The Fed offered little clarity on the likely timing of a rate hike. Some Fed officials have signaled a desire to raise rates before year's end. But tepid economic reports have led many analysts to predict no hike until 2016.

The decision, after the Fed's latest policy meeting, was approved on a 9-1 vote, with Jeffrey Lacker, president of the Fed's Richmond regional bank, dissenting. As he had in September, Lacker favored a quarter-point rate hike.

The Fed has kept the target for its benchmark funds rate at a record low in a range of zero to 0.25 percent since December 2008.

Yellen and some other Fed officials have said a rate hike is still likely by the end of this year. But many analysts point to a string of weaker-than-expected economic reports in recent weeks that they think will lead the Fed to delay any rate increase until 2016.

What's changed is a global economic slowdown, led by China, that's inflicted wide-ranging consequences. U.S. job growth has flagged. Wages and inflation are subpar. Consumer spending is sluggish. Investors are nervous. And manufacturing is being hurt by a stronger dollar, which has made U.S. goods pricier overseas.

Though analysts say a rate hike at the central bank's next meeting in December is possible, two key Fed officials have called even that prospect into question.

The Fed cut its benchmark rate to near zero during the Great Recession to encourage borrowing and spending to boost a weak economy. Since then, hiring has significantly strengthened, and unemployment has fallen to a seven-year low of 5.1 percent.

But the Fed is still missing its target of achieving annual price increases of 2 percent, a level it views as optimal for a healthy economy.

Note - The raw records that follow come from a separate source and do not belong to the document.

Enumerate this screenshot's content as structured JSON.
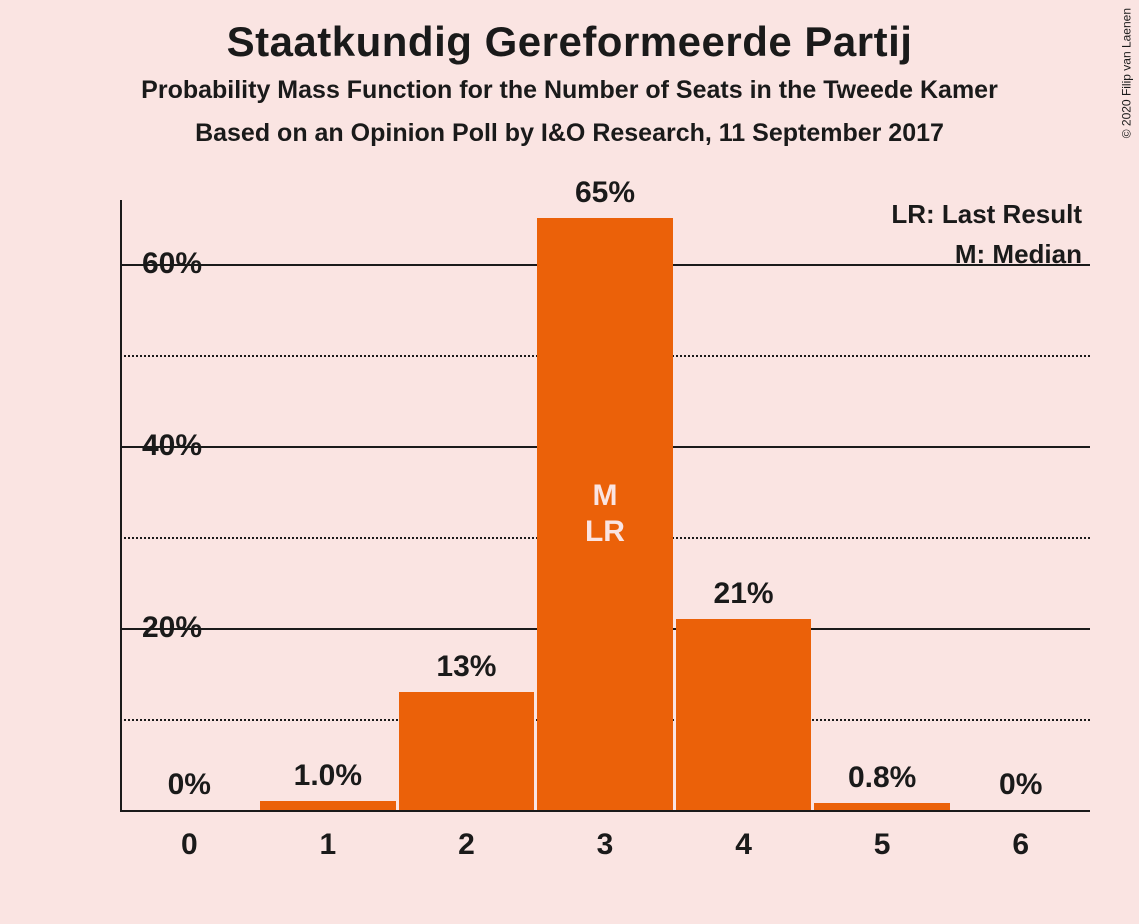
{
  "title": "Staatkundig Gereformeerde Partij",
  "subtitle1": "Probability Mass Function for the Number of Seats in the Tweede Kamer",
  "subtitle2": "Based on an Opinion Poll by I&O Research, 11 September 2017",
  "copyright": "© 2020 Filip van Laenen",
  "legend": {
    "lr": "LR: Last Result",
    "m": "M: Median"
  },
  "chart": {
    "type": "bar",
    "bar_color": "#eb6109",
    "bar_label_color": "#fae4e2",
    "text_color": "#1a1a1a",
    "background_color": "#fae4e2",
    "title_fontsize": 42,
    "subtitle_fontsize": 25,
    "axis_label_fontsize": 30,
    "bar_label_fontsize": 30,
    "ylim": [
      0,
      67
    ],
    "y_major_ticks": [
      0,
      20,
      40,
      60
    ],
    "y_minor_ticks": [
      10,
      30,
      50
    ],
    "y_tick_labels": [
      "20%",
      "40%",
      "60%"
    ],
    "categories": [
      "0",
      "1",
      "2",
      "3",
      "4",
      "5",
      "6"
    ],
    "values": [
      0,
      1.0,
      13,
      65,
      21,
      0.8,
      0
    ],
    "value_labels": [
      "0%",
      "1.0%",
      "13%",
      "65%",
      "21%",
      "0.8%",
      "0%"
    ],
    "median_index": 3,
    "last_result_index": 3,
    "inner_labels": {
      "m": "M",
      "lr": "LR"
    },
    "bar_width_ratio": 0.98,
    "grid_major_style": "solid",
    "grid_minor_style": "dotted",
    "grid_color": "#1a1a1a"
  }
}
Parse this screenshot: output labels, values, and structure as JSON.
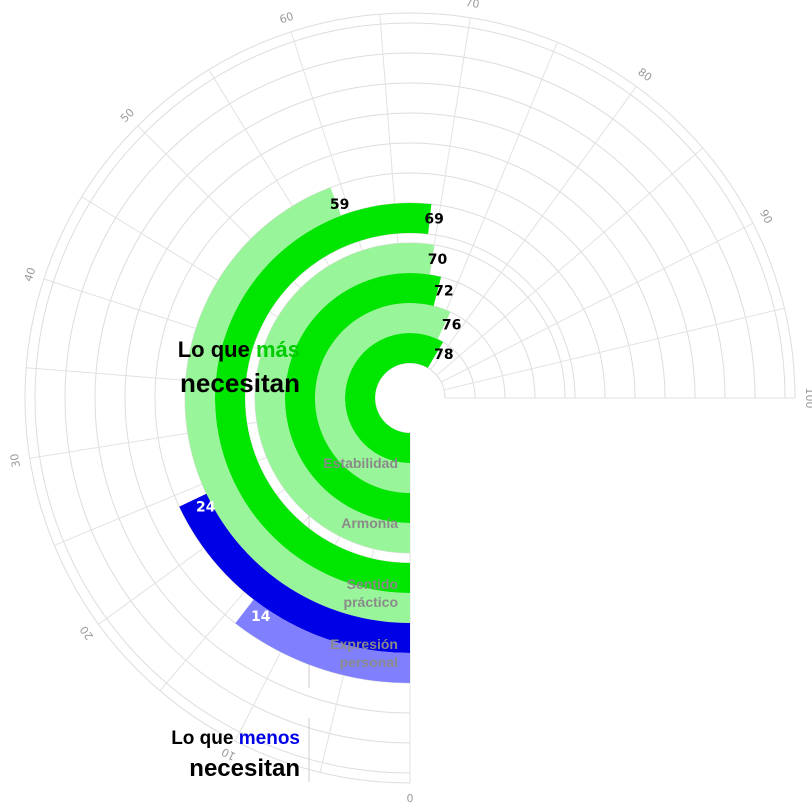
{
  "chart_data": {
    "type": "radial-bar",
    "axis": {
      "min": 0,
      "max": 100,
      "ticks": [
        0,
        10,
        20,
        30,
        40,
        50,
        60,
        70,
        80,
        90,
        100
      ],
      "minor_step": 5
    },
    "series": [
      {
        "name": "dark",
        "color": "#00e600"
      },
      {
        "name": "light",
        "color": "#99f599"
      }
    ],
    "categories": [
      {
        "label_lines": [
          "Estabilidad"
        ],
        "bars": [
          {
            "value": 78,
            "label": "78",
            "color": "#00e600",
            "label_color": "#000000"
          },
          {
            "value": 76,
            "label": "76",
            "color": "#99f599",
            "label_color": "#000000"
          }
        ]
      },
      {
        "label_lines": [
          "Armonía"
        ],
        "bars": [
          {
            "value": 72,
            "label": "72",
            "color": "#00e600",
            "label_color": "#000000"
          },
          {
            "value": 70,
            "label": "70",
            "color": "#99f599",
            "label_color": "#000000"
          }
        ]
      },
      {
        "label_lines": [
          "Sentido",
          "práctico"
        ],
        "bars": [
          {
            "value": 69,
            "label": "69",
            "color": "#00e600",
            "label_color": "#000000"
          },
          {
            "value": 59,
            "label": "59",
            "color": "#99f599",
            "label_color": "#000000"
          }
        ]
      },
      {
        "label_lines": [
          "Expresión",
          "personal"
        ],
        "bars": [
          {
            "value": 24,
            "label": "24",
            "color": "#0000e6",
            "label_color": "#ffffff"
          },
          {
            "value": 14,
            "label": "14",
            "color": "#8080ff",
            "label_color": "#ffffff"
          }
        ]
      }
    ],
    "groups": [
      {
        "pre": "Lo que ",
        "highlight": "más",
        "line2": "necesitan",
        "highlight_color": "#00cc00"
      },
      {
        "pre": "Lo que ",
        "highlight": "menos",
        "line2": "necesitan",
        "highlight_color": "#0000e6"
      }
    ]
  }
}
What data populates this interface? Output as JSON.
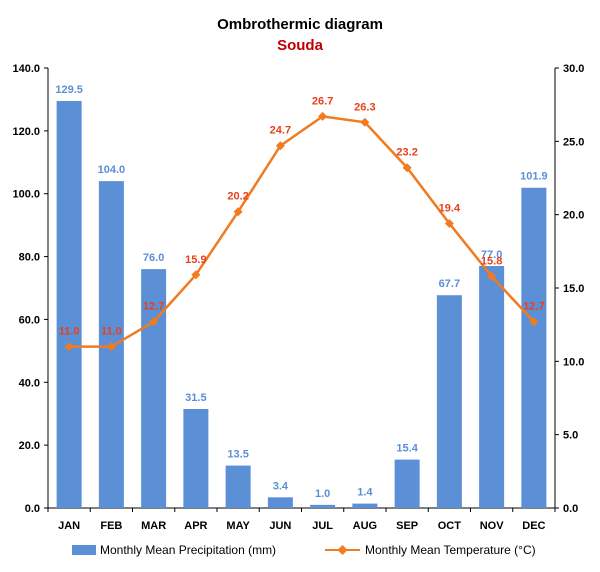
{
  "chart_data": {
    "type": "bar+line",
    "title": "Ombrothermic diagram",
    "subtitle": "Souda",
    "categories": [
      "JAN",
      "FEB",
      "MAR",
      "APR",
      "MAY",
      "JUN",
      "JUL",
      "AUG",
      "SEP",
      "OCT",
      "NOV",
      "DEC"
    ],
    "series": [
      {
        "name": "Monthly Mean Precipitation (mm)",
        "type": "bar",
        "axis": "left",
        "color": "#5b8fd6",
        "label_color": "#5b8fd6",
        "values": [
          129.5,
          104.0,
          76.0,
          31.5,
          13.5,
          3.4,
          1.0,
          1.4,
          15.4,
          67.7,
          77.0,
          101.9
        ],
        "labels": [
          "129.5",
          "104.0",
          "76.0",
          "31.5",
          "13.5",
          "3.4",
          "1.0",
          "1.4",
          "15.4",
          "67.7",
          "77.0",
          "101.9"
        ]
      },
      {
        "name": "Monthly Mean Temperature (°C)",
        "type": "line",
        "axis": "right",
        "color": "#f07b20",
        "label_color": "#e8401c",
        "values": [
          11.0,
          11.0,
          12.7,
          15.9,
          20.2,
          24.7,
          26.7,
          26.3,
          23.2,
          19.4,
          15.8,
          12.7
        ],
        "labels": [
          "11.0",
          "11.0",
          "12.7",
          "15.9",
          "20.2",
          "24.7",
          "26.7",
          "26.3",
          "23.2",
          "19.4",
          "15.8",
          "12.7"
        ]
      }
    ],
    "y_left": {
      "ylim": [
        0,
        140
      ],
      "ticks": [
        "0.0",
        "20.0",
        "40.0",
        "60.0",
        "80.0",
        "100.0",
        "120.0",
        "140.0"
      ]
    },
    "y_right": {
      "ylim": [
        0,
        30
      ],
      "ticks": [
        "0.0",
        "5.0",
        "10.0",
        "15.0",
        "20.0",
        "25.0",
        "30.0"
      ]
    },
    "grid": false,
    "legend_position": "bottom",
    "title_color": "#000000",
    "subtitle_color": "#c00000"
  }
}
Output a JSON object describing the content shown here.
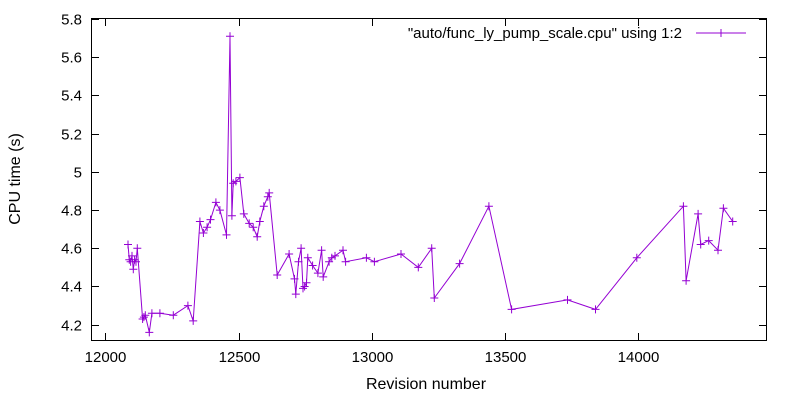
{
  "chart_data": {
    "type": "line",
    "title": "",
    "xlabel": "Revision number",
    "ylabel": "CPU time (s)",
    "xlim": [
      11950,
      14480
    ],
    "ylim": [
      4.12,
      5.8
    ],
    "x_ticks": [
      12000,
      12500,
      13000,
      13500,
      14000
    ],
    "y_ticks": [
      4.2,
      4.4,
      4.6,
      4.8,
      5.0,
      5.2,
      5.4,
      5.6,
      5.8
    ],
    "x_tick_labels": [
      "12000",
      "12500",
      "13000",
      "13500",
      "14000"
    ],
    "y_tick_labels": [
      "4.2",
      "4.4",
      "4.6",
      "4.8",
      "5",
      "5.2",
      "5.4",
      "5.6",
      "5.8"
    ],
    "grid": false,
    "legend_position": "top-right",
    "marker": "plus",
    "colors": {
      "series": "#9400d3",
      "axis": "#000000",
      "background": "#ffffff"
    },
    "series": [
      {
        "name": "\"auto/func_ly_pump_scale.cpu\" using 1:2",
        "x": [
          12085,
          12090,
          12095,
          12100,
          12105,
          12110,
          12115,
          12120,
          12140,
          12145,
          12150,
          12165,
          12175,
          12205,
          12255,
          12310,
          12330,
          12355,
          12368,
          12382,
          12395,
          12415,
          12430,
          12455,
          12468,
          12475,
          12480,
          12490,
          12505,
          12520,
          12540,
          12555,
          12570,
          12580,
          12595,
          12610,
          12615,
          12645,
          12690,
          12710,
          12715,
          12725,
          12735,
          12742,
          12748,
          12755,
          12760,
          12778,
          12798,
          12812,
          12818,
          12840,
          12850,
          12862,
          12892,
          12902,
          12980,
          13010,
          13110,
          13175,
          13225,
          13235,
          13330,
          13440,
          13525,
          13735,
          13840,
          13995,
          14170,
          14180,
          14225,
          14235,
          14265,
          14300,
          14320,
          14355
        ],
        "y": [
          4.62,
          4.54,
          4.53,
          4.56,
          4.49,
          4.54,
          4.53,
          4.6,
          4.23,
          4.24,
          4.25,
          4.16,
          4.26,
          4.26,
          4.25,
          4.3,
          4.22,
          4.74,
          4.68,
          4.71,
          4.75,
          4.84,
          4.8,
          4.67,
          5.71,
          4.77,
          4.94,
          4.95,
          4.97,
          4.78,
          4.73,
          4.71,
          4.66,
          4.74,
          4.82,
          4.87,
          4.89,
          4.46,
          4.57,
          4.44,
          4.36,
          4.53,
          4.6,
          4.39,
          4.4,
          4.42,
          4.55,
          4.51,
          4.47,
          4.59,
          4.45,
          4.53,
          4.55,
          4.56,
          4.59,
          4.53,
          4.55,
          4.53,
          4.57,
          4.5,
          4.6,
          4.34,
          4.52,
          4.82,
          4.28,
          4.33,
          4.28,
          4.55,
          4.82,
          4.43,
          4.78,
          4.62,
          4.64,
          4.59,
          4.81,
          4.74
        ]
      }
    ]
  }
}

At the start of the year, a rate hike was expected by June. A harsh winter, though, slowed growth. And then in August, China announced a surprise devaluation of its currency. Its action rocked markets and escalated fears that the world's second-largest economy was weaker than thought and could derail growth in the United States.

Uncertainty was too high, Fed officials decided, for a rate hike in September.

Since then, the outlook has dimmed further with a hiring slowdown and tepid retail sales and factory output. Also, inflation has fallen further from the 2 percent target because of falling energy prices and a stronger dollar, which lowers the cost of imports.

The Fed has said it will start raising rates once it's "reasonably confident" inflation will return to 2 percent within two to three years. Yellen has said that confidence should be boosted by a stronger job market, which will help raise workers' pay.

But this month, two Fed board members — Lael Brainard and Daniel Tarullo — questioned the link between falling unemployment and higher inflation. Both expressed doubts about whether the timing would be right for a rate hike this year.

This week's Fed meeting also followed decisions by other major central banks — from Europe to China and Japan — to pursue their own low-rate policies. Against that backdrop, a Fed rate hike would boost the dollar's value and thereby squeeze U.S. exporters of farm products and factory goods by making them costlier overseas.

Congress may help if a budget deal announced this week wins congressional approval. That could avert a government shutdown and raise the government's borrowing limit — two threats that concern Fed policymakers.